1001 Albums You Must Hear Before You Die: 259. The Temptations – All Directions (1972)

 

The star of this album is the epic Papa Was A Rolling Stone, a track where the intro is longer than many songs in their entirety. It leans heavily into the current style of funky tracks with orchestral backing, taking a leaf from Isaac Hayes. Apparently Dennis Edwards wasn’t too keen on the lyrics, in part because his own father was a minister and upstanding member of society, and not an absentee wastrel like the character in the song.  

This plays into the blaxploitation image of the African-American male, sexually incontinent, aloof, perhaps violent, a pusher or a pimp. Looking back historically, it’s a vicious cycle, where social deprivation (heightened by a conservative government seems to be willfully neglecting predominantly Black neighbourhoods in revenge for the Civil Rights movement daring to exist) leads to higher crime, and the portrayal of the Young Black Male in media makes that image seem the norm, providing bad roles models. 

That was a rabbit hole from one song. Side One is a bit funkier, including a live track Funky Music Sho’ Nuff Turns Me On (far too short), and Run Charlie Run with lyrics you *really* couldn’t play on the radio these days (another concept that the Temptations didn’t want to sing). 

Side Two is more soul, and slower, and perhaps more the kind of thing that the group were comfortable with rather than affected African-American stereotyping. Hence a cover version of a song from an English folk singer, Ewan “Father of Kirsty” MacColl. Richard Street does a gorgeous version of The First Time Ever I Saw Your Face – since the more famous Roberta Flack version was also released in 1972 it’s not sure who got there first, both are the slower tempo compared to MacColl’s original – apparently he hated every cover of his song. 

Mother Nature is another gorgeous slow soul song, and the album closes with a deeply sensual cover of an Isaac Hayes cover, Do Your Thing. 
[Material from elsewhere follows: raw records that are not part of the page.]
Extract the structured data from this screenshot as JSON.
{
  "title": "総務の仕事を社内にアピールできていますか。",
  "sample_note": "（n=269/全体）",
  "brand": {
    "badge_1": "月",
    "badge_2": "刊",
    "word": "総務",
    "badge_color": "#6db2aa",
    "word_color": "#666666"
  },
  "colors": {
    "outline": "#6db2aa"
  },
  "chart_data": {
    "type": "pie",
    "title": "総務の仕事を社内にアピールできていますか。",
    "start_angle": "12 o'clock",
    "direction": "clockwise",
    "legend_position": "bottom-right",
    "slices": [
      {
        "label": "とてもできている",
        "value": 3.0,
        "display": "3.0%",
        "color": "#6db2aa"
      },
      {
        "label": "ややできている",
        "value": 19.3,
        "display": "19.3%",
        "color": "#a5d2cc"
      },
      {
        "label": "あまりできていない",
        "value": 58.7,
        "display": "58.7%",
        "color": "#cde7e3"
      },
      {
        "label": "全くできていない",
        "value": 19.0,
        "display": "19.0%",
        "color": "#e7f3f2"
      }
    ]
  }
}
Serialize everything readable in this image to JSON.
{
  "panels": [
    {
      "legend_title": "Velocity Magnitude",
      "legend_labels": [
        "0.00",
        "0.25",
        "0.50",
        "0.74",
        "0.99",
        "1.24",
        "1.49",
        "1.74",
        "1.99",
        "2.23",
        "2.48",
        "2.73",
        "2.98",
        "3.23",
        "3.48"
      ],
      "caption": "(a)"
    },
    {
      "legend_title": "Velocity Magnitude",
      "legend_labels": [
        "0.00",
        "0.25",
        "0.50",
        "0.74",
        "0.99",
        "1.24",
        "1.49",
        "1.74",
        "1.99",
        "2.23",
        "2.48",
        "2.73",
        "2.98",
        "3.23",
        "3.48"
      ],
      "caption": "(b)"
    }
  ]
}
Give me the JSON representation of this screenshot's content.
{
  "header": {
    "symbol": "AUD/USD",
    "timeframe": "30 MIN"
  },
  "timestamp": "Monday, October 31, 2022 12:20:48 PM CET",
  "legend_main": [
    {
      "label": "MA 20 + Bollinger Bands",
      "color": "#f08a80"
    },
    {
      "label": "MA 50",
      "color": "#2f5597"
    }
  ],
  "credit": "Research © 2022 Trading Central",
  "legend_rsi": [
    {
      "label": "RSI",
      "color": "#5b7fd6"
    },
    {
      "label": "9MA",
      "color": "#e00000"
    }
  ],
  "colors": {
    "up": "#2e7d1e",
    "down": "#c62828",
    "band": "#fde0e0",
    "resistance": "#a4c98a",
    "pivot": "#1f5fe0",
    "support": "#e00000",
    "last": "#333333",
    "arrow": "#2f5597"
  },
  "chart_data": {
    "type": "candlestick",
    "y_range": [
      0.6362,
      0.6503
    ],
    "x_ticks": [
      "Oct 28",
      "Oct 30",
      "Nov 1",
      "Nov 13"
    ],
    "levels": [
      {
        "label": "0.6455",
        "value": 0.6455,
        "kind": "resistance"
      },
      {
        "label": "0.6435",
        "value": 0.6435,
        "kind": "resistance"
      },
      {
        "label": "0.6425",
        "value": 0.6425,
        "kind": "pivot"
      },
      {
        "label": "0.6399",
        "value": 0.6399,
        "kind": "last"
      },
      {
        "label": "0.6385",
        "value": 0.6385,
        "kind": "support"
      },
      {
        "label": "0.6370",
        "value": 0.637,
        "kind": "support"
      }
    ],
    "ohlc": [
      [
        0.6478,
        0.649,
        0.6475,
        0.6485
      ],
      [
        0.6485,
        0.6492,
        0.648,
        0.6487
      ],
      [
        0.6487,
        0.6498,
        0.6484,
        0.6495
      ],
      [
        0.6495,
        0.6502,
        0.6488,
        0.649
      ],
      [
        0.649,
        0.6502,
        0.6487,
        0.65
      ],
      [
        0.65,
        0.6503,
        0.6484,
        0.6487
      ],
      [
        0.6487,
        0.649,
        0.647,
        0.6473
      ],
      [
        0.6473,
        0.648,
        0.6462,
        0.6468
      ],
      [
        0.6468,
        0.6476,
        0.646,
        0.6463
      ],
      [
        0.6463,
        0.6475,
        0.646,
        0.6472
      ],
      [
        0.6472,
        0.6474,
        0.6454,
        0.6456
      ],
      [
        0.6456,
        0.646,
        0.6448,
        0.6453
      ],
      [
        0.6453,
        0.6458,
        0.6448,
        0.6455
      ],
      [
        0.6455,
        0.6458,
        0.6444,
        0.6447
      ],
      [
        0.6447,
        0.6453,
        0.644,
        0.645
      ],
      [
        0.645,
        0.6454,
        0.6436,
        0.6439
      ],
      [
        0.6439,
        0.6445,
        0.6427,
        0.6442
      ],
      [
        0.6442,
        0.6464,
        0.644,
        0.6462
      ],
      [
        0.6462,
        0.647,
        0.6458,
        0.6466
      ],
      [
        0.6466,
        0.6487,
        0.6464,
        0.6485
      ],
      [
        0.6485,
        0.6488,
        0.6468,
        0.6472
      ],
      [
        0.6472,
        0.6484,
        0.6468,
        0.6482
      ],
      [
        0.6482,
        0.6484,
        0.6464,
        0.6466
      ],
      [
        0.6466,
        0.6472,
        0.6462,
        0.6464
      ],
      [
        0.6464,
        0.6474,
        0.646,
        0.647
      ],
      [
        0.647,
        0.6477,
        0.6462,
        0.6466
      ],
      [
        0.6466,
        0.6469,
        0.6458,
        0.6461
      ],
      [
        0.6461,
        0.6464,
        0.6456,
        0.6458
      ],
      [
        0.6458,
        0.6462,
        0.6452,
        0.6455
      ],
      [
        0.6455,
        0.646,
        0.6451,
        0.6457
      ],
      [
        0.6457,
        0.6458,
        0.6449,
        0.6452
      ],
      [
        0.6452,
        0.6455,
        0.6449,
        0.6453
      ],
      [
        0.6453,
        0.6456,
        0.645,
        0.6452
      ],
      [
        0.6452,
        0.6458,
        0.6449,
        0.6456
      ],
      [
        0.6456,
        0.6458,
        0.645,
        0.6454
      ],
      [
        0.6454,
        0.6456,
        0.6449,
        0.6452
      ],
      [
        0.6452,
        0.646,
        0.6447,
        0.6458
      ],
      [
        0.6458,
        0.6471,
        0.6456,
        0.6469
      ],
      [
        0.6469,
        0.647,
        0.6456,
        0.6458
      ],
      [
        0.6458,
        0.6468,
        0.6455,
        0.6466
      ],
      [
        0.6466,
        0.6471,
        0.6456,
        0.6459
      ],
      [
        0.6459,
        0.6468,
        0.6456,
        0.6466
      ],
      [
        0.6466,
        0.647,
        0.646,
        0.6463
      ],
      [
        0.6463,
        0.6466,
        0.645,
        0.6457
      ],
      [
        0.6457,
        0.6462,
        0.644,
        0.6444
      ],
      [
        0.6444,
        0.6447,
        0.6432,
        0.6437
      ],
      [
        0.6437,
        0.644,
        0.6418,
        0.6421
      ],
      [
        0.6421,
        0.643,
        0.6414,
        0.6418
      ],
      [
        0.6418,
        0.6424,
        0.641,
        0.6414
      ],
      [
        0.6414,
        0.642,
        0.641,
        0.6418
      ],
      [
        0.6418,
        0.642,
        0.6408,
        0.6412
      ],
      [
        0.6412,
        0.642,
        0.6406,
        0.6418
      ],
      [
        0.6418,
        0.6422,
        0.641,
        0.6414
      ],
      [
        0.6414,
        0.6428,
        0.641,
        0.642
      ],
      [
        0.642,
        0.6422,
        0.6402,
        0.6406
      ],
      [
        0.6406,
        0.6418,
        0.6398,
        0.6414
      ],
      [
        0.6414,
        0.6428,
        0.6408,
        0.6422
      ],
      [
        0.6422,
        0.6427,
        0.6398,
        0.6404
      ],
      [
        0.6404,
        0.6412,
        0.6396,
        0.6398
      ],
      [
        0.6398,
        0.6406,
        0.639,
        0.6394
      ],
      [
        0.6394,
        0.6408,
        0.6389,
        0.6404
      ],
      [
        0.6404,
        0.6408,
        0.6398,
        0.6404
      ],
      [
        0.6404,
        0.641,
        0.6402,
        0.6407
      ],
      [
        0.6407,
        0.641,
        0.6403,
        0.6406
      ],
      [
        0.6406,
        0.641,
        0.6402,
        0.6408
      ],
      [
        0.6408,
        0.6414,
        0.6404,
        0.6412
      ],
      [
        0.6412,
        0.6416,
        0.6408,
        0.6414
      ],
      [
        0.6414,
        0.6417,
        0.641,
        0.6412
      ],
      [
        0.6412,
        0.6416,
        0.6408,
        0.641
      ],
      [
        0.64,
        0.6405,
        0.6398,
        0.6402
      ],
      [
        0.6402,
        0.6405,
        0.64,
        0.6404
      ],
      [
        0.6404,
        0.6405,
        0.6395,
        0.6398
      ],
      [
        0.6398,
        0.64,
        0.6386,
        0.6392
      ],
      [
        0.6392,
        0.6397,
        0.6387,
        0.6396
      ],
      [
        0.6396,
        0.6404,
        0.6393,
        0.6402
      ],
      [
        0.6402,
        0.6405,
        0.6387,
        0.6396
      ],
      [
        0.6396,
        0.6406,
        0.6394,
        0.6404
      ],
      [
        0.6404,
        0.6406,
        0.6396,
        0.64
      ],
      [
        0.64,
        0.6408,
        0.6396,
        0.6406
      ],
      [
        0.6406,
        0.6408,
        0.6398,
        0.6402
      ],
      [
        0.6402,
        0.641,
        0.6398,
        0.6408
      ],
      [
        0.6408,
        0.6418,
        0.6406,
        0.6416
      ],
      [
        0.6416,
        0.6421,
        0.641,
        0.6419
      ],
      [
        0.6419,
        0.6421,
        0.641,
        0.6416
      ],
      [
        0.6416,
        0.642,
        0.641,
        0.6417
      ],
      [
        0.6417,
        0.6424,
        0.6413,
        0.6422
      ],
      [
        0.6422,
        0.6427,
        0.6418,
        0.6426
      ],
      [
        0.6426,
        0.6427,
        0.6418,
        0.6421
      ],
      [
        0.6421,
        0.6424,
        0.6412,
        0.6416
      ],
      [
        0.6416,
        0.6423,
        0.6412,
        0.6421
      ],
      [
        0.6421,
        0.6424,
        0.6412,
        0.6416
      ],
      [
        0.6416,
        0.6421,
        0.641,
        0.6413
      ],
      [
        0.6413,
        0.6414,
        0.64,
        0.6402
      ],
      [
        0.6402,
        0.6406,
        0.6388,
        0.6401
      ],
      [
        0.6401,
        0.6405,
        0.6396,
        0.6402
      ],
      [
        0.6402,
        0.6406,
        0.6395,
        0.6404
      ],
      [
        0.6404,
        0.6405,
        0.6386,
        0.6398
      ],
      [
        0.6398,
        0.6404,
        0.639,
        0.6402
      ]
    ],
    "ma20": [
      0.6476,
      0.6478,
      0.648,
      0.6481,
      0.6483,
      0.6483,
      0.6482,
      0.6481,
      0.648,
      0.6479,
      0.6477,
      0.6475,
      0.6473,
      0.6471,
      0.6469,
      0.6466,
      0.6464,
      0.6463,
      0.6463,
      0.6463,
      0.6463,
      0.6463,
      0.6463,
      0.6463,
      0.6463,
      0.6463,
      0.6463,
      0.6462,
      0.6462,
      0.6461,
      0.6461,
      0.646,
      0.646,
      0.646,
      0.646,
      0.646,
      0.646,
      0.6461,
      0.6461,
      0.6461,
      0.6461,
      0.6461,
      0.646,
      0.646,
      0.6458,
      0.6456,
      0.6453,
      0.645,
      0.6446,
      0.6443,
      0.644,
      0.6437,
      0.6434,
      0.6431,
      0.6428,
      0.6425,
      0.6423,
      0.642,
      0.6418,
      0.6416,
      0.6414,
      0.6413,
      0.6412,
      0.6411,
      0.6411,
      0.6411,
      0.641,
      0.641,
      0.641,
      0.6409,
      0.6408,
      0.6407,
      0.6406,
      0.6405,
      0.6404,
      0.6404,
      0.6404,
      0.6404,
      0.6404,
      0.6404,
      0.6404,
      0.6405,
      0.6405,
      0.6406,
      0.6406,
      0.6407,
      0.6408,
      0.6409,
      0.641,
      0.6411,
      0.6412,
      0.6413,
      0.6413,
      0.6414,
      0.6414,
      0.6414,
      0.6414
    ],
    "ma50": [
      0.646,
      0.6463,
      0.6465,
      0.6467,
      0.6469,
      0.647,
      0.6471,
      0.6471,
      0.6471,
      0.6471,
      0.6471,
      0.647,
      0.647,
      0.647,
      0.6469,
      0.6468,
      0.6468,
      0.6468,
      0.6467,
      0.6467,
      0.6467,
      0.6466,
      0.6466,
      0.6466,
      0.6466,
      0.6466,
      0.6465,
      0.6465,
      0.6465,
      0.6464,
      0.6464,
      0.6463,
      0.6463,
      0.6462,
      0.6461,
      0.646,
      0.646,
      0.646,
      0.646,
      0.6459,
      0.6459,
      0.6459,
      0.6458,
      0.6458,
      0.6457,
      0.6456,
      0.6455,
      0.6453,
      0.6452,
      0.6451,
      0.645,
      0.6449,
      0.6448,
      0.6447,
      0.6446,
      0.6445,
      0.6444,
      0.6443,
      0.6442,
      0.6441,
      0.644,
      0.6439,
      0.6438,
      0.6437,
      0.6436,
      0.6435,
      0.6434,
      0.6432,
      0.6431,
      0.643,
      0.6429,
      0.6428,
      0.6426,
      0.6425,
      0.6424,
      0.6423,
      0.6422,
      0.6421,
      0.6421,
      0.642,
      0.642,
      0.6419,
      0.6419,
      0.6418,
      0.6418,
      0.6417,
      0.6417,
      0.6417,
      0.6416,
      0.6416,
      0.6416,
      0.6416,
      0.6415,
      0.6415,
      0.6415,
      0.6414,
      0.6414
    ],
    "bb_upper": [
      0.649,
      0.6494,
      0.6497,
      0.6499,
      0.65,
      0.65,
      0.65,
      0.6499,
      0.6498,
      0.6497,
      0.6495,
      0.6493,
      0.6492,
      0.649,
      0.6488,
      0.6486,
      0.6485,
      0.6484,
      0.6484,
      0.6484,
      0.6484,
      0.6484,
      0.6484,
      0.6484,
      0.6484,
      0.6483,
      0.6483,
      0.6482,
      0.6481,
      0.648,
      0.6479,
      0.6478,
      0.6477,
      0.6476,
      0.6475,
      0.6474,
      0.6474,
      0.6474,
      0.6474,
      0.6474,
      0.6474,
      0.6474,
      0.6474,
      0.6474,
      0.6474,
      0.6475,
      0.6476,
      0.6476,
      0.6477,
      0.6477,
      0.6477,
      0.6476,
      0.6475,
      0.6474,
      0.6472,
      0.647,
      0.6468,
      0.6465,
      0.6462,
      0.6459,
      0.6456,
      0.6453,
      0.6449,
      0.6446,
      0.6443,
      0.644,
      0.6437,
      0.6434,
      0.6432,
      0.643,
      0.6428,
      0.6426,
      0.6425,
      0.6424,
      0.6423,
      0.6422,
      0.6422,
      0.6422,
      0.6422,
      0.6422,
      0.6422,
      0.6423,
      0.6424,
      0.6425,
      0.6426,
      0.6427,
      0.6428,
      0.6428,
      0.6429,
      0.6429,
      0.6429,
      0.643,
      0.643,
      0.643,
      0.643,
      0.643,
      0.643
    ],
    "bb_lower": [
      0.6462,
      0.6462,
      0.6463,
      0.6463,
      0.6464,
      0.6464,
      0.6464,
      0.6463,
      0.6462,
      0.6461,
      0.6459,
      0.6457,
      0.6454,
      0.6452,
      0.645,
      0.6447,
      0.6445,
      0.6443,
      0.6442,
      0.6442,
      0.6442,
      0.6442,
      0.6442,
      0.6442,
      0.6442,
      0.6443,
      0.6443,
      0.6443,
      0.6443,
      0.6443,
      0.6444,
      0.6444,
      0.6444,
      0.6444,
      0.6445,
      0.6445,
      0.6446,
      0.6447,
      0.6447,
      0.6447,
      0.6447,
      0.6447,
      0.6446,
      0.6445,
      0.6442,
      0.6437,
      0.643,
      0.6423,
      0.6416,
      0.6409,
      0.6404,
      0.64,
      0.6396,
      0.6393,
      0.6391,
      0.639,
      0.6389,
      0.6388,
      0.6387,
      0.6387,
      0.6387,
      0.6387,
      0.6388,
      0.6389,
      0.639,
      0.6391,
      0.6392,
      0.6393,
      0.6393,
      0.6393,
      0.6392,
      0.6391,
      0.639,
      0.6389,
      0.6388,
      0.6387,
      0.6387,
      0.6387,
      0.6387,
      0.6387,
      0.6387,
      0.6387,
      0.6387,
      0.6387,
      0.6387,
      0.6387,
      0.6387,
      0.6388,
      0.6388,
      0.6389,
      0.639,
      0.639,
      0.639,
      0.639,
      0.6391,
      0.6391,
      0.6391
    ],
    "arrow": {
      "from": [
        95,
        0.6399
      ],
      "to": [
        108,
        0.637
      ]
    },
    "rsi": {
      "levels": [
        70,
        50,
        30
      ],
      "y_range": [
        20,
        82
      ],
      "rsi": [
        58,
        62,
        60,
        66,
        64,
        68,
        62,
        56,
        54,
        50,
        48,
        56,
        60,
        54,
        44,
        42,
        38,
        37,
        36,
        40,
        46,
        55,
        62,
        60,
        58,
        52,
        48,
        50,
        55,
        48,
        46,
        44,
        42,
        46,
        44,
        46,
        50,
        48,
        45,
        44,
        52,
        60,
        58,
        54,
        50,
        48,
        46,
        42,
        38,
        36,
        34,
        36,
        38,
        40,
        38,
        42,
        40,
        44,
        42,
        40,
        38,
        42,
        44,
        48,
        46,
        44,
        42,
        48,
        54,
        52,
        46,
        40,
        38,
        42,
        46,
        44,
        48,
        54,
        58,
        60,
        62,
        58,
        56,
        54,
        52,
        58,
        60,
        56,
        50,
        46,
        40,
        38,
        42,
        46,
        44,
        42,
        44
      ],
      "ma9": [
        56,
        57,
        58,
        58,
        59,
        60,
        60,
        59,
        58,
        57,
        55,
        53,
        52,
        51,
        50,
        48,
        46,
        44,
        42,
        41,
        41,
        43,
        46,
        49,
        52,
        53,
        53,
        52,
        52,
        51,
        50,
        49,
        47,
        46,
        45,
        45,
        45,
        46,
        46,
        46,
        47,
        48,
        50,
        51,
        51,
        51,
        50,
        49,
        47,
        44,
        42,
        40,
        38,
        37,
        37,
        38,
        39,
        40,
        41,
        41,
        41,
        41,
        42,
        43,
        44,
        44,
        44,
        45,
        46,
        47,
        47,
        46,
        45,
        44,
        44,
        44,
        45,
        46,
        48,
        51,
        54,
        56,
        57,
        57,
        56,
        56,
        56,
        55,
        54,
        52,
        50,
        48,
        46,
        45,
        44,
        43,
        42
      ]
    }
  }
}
I quite often don’t have much to say with soul/R&B albums, but this one is one of the best so far, a great mix of the funkier side with the slow soul side, a bit of orchestration but not too much. I wonder if part of this is the tension inherent between the material and the artists. I think the Tempations would rather be performing the more easy-going tracks like Al Green and Marvin Gaye, not the edgier stuff like Sly and the Family Stone, but in the process they end up with something beautifully balanced between the two.